This site will look much better in a browser that supports web standards, but it is accessible to any browser or Internet device.


IBEST : Tools : HiTSA





High Throughput Sequences Analysis

Contributors: Celeste J. Brown, Audra K. Johnson, James A. Foster, Larry J. Forney

The high throughput sequence analysis (HiTSA) program identifies and groups closely related sequences. First, the HiSTA program culls incorrect and low quality sequences, then compares valid sequences to those in databases using BLAST. It then aligns valid sequences and their best matches using ClustalW, and clusters the sequences by similarity using the neighbor-joining algorithm. The HiTSA program uses freely available software and databases, and runs under UNIX on either single processor or cluster computers.

  • Parameter File
  • The parameter file makes the pipeline adaptable and flexible. The user can specify their own database and reference sequences, as well as other choices.

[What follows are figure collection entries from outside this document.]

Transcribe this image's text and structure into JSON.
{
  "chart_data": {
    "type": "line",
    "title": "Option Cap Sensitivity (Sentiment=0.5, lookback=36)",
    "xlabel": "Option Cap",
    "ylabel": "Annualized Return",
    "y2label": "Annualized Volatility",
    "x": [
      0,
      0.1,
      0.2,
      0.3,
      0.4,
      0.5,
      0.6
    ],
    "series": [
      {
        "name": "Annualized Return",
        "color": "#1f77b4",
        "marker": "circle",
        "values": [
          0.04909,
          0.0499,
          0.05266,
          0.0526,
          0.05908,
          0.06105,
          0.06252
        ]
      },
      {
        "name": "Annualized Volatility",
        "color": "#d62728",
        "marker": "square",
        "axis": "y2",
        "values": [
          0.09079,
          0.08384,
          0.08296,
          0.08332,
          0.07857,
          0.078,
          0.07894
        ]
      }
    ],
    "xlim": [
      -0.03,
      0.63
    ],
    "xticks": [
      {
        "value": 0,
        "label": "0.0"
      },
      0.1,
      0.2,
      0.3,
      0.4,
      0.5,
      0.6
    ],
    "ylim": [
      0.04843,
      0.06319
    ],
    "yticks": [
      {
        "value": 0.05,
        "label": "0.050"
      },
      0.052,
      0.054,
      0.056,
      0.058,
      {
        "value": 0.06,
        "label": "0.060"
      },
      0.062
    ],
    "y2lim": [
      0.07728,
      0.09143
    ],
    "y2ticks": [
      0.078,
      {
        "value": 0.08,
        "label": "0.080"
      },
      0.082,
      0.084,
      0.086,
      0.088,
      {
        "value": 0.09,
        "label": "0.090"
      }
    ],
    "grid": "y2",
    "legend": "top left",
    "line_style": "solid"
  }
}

  • Bad Sequences and Good Sequences
  • Bad sequences removed based upon percent Ns and direction; Amplification primers removed from good sequences, and orientation corrected if necessary.

  • Sequence Database
  • The sequence database is searched by BLAST to identify sequences that are similar to the good sequences.

  • Summary Table
  • Summary of BLAST search.

  • Best Match Sequences
  • The best match from BLAST for each of the good sequences.

  • Reference Sequences
  • The reference sequences form a phylogenetic framework, allowing different communities to be compared.

  • Aligned Sequences
  • Contains:

    • good original sequences
    • their best BLAST matches
    • reference sequences.

  • Alignment Points
  • Defines the common start and end points of sequences.

  • Distance Matrix and Newick Tree
  • Can be fed into Statgen for statistical analysis or used for other purposes.

    We are currently working on putting HiTSA up on SourceForge.